Mike Callaghan is Director of the Lowy Institute's G20 Studies Centre.

Russia has wasted no time in launching into G2O meetings after it assumed the chair on 1 December. And it has made a good start, indicating an intent to streamline meetings, focus on outcomes, develop linkages across topics, and promote the role of the 'troika' (past, present and future chairs). This is more than mere procedure. If successful, it will contribute to a more effective G20.

From 11 to 12 December there were separate G20 meetings in Moscow of think tanks (Think 20, which the Lowy Institute co-chaired, consistent with the G20 'troika' arrangement), civil society (C20), and business (B20) along with Sherpas (senior officials representing leaders). Russia will not be accused of having too few G20 events. It has announced a busy schedule for 2013.

The challenge is to direct all this activity to delivering meaningful outcomes. Process must not dominate over substance, although it is encouraging that Russia is seeking ideas from a wide cross section. But a multitude of views are being promoted and many of the groups are advocates for specific issues.

Not all the issues raised can be included on the G20 agenda. It is already too wide. As mentioned during the Moscow meetings, 'if everything is a priority, then nothing is a priority'. The first challenge for the chair is to prioritise the issues. The second is to identify tangible outcomes; the G20 has to be more that a talk shop. The third is to make sure commitments are implemented. The best way to destroy credibility is to promise too much and deliver too little.

But it is important for the G20 to listen and be responsive, and the extent of the Russian outreach process is impressive. Its emphasis on a 'results oriented and pragmatic approach' involving a streamlining of working formats and meetings. 

It is pleasing that Russia is continuing with the Mexican initiative to have a Think 20. The Moscow meeting was commendably organised around the overarching theme of fostering economic growth. The G20 needs a coherent and clear narrative as to why the measures being advanced are contributing to strong economic and jobs growth.

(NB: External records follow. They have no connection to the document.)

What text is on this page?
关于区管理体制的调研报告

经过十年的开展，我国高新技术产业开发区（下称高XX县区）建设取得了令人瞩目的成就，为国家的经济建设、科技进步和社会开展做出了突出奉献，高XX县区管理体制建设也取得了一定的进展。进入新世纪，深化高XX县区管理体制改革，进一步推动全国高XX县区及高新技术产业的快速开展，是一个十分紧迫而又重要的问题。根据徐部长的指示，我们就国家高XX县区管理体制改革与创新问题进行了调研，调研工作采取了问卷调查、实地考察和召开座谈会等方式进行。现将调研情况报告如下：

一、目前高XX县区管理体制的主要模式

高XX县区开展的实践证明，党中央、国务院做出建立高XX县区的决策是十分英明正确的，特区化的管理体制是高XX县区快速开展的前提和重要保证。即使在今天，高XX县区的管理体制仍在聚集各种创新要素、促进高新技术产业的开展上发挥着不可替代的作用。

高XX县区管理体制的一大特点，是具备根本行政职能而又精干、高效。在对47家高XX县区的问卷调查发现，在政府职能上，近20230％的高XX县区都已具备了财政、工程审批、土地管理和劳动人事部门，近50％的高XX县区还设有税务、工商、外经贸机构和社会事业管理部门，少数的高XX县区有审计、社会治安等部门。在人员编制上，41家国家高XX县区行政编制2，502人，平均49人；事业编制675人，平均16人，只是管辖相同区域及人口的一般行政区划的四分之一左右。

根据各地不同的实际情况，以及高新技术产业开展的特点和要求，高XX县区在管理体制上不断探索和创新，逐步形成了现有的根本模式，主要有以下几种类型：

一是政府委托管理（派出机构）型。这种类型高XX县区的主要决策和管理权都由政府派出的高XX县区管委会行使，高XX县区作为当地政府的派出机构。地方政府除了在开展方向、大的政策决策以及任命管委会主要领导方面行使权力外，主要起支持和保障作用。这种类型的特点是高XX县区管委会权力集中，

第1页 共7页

The need for a clear narrative is no more telling than in the task of dealing with the European crisis. As expected, there was debate over the issue of 'growth versus austerity'. But this debate is too narrow. Attention should be on what is required to achieve growth, recognising that fiscal sustainability is essential for growth, as are structural reforms and freeing up trade and investment. Most important is the need to restore confidence, which is essential if firms are going to invest and create jobs. And confidence will ultimately depend on the credibility of public policies.

Russia formally announced its priorities for 2013 as being: growth through quality jobs and investment; growth through trust and transparency; and growth through effective regulation. It is commendable that the focus is on growth and jobs. But some of the connections appear contrived. Green growth, which in its widest definition is growth which uses resources in a sustainable manner, is presented through the prism of regulation and reform of the international monetary system. There seems to be an element of grouping issues for the sake of neatness. This may only be presentational and we wait to see how an 'action orientated' and inter-connected agenda will be advanced.

Russia has made a promising start. But it is the beginning of what will be a challenging year for Russia and the G20.